Un mal día Charles Bukowski no encontraba la moneda que había reservado en su bolsillo para pagarse un vino. Esos malditos rotos. Las monedas se caían solas. Joder, tenía hambre, y un puñado de poesías y relatos cortos.

Pero el papel de Bukowski no alimentaba en los años ‘50.

Los orígenes de Cartero, ¿su primera biografía?



La cosa no empezó mal. Durante Navidades, el trabajo en correos se multiplicaba por la bonita costumbre de repartir felicitaciones navideñas. Un borracho lo soltó en un bar, y otro borracho lo escuchó. El segundo borracho pensó: ¡qué cojones! Tampoco puede ser tan malo. Repartir unas cuantas cartas por la mañana… Así Bukowski empezó su menos fructífera etapa. En cuanto a escritura creativa. Su etapa de cartero.
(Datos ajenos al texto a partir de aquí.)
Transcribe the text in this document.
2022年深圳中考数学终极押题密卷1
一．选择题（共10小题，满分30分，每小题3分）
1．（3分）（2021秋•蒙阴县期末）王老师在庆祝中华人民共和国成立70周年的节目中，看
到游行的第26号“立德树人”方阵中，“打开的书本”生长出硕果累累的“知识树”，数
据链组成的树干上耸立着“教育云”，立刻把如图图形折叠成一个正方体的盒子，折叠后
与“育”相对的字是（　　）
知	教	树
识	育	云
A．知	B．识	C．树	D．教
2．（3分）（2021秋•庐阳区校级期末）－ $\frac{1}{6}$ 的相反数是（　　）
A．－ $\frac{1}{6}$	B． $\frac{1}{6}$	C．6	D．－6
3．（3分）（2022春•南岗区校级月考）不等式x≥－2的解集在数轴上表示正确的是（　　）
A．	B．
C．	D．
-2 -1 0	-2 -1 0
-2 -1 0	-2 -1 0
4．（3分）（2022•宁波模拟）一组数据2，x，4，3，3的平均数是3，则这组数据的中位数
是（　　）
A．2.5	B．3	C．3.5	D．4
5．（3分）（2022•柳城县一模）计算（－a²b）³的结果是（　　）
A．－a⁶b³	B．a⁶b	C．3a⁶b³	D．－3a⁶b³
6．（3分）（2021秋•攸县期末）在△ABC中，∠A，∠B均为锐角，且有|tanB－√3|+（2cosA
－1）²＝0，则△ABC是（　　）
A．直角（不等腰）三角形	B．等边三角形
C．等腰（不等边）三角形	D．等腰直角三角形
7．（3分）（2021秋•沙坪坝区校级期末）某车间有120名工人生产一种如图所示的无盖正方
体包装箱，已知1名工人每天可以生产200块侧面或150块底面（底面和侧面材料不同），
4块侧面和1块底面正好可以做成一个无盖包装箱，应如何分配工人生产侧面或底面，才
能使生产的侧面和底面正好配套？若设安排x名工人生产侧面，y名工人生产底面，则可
La profesión de cartero marcó al aprendiz de literato. Algún chip se giró en su cabezota. Bukowski perdió en algún buzón -quizás en algún sofá- el pequeño atisbo de responsabilidad por el trabajo que tenía, y empezó a ver su trabajo como un medio para sobrevivir, que a la vez podía ser un foco de acción con el que crear historias que después novelaría. Y, realmente, sabemos mucho de Henri Chinaski, su alter ego, y a la vez sabemos poco de Charles Bukowski. Por desgracia, la vida de aquel cartero no importaba lo suficiente para escribir una biografía no autorizada. No todavía. Así que tenemos que fiarnos del Viejo Indecente, de su Poesía Maldita y de su vida novelada porque poco más hay de primera mano.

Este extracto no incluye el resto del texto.